Large Analysis Goals[edit]

  • read lots of BAM or FASTQ files
  • do stuff with them
  • write lots of results back

Dataflow Limits[edit]

  • SAN Storage arrays provide ~50-250 MiBytes/second (gateway home directories)
    • low end is thrashing with many processes/users (>10-15 active)
    • high end is smaller number of highly sequential read/write (3-10 active)
    • absolute maximum is around 500MiBytes/second
  • Project machine RAID60 provides 200-2000 MyBytes/second
    • low end is thrashing case (>60-70 jobs)
    • high throughput is smaller number of highly sequential I/O (5-20)
    • absolute theoretical maximum is almost 5000 MiBytes/second
    • highest observed maximum is around 2000 MiBytes/second
    • highest practical tends to be around 1000-1500 MiBytes/second
  • All servers except compute nodes are 10 Gigabit/second -> 1.25 GiBytes/second peak
  • Compute nodes 1 Gigabit/second -> 125 MiBytes/second peak

I/O Bottlenecks and challenges[edit]

Generally speaking, operating systems are not good at dealing with I/O bandwidth as a limited resource.

  • typically, optimization is for fairness, not throughput
  • local filesystem thrashing
  • NFS increases thrashing (large read/writes are broken down to smaller ones)
  • impossible to rate limit I/O
  • XFS can melt down with small file I/O
    • some directories have millions of files in them
    • rapidly changing metadata is costly in XFS
  • It is generally difficult for an operating system to predict and or limit I/O bandwidth

Ad-Hoc Workarounds[edit]

  • limit max number of jobs in such a way that they don't thrash the resource
    • purely manual/guesswork
    • added load can render the fileserver unusable
  • preload compute nodes with data (e.g. pipeline jobs)
    • still manual - burden is on the researcher
    • can preload from gateway/project machine (inherent rate limiting)
    • difficult to scale

Engineered Workarounds[edit]

  • Lustre, GFS, Hadoop, CXFS, others
  • Defining I/O as a consumable resource in SLURM for scheduling and rate limiting
    • possible, but very unwieldy
    • limitations prevent general use (i.e. rate limiting is defined the wrong way in SLURM in this case)
  • Use or implement new ways of doing I/O
    • FTP/HTTP
      • requires passwords stored on compute clients
      • ftp/http servers are not designed for serving cluster data - i.e. no aggregate rate limiting
  • SLURM sbcast
    • unidirectional
    • for max efficiency you need to preallocate all nodes first
  • bittorrent
    • distributed storage of data
    • distributed bandwidth
    • increases odds of failure of any particular file

My Experimental Workaround[edit]

TCP/IP based client/server C++ reimplementation of read/write/open/close/lseek using munge for encryption.
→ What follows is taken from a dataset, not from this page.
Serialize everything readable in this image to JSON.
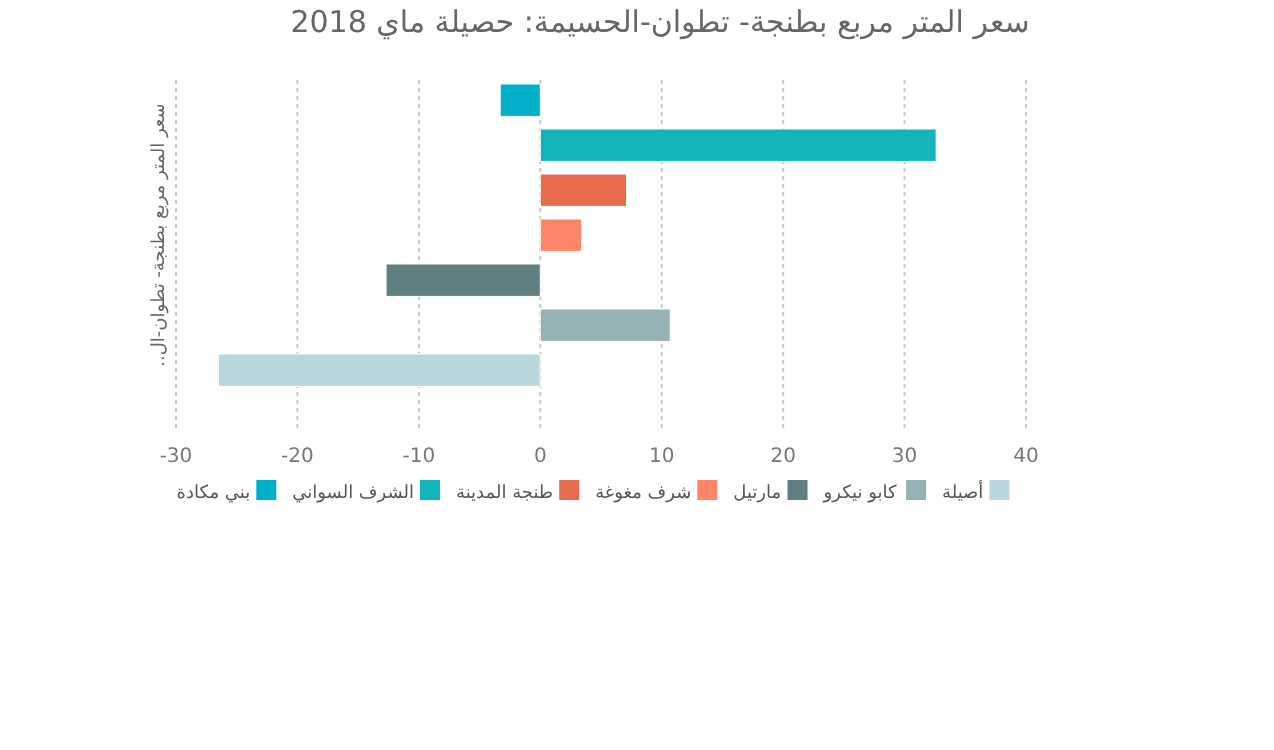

  • TCP/IP is good for large network I/O
  • trivial to write open/read/write/lseek/close wrapper (I just did)
  • can use munge to do automatic authentication from compute client back to data server
  • simple server code means we can buffer on 1MB boundaries (RAID stripe size - big win)
  • also can limit max number of simultaneous outstanding read/write calls
  • plugs right into libstatgen with no externally visible changes
  • possibly restartable
  • failover to use NFS when data server is not found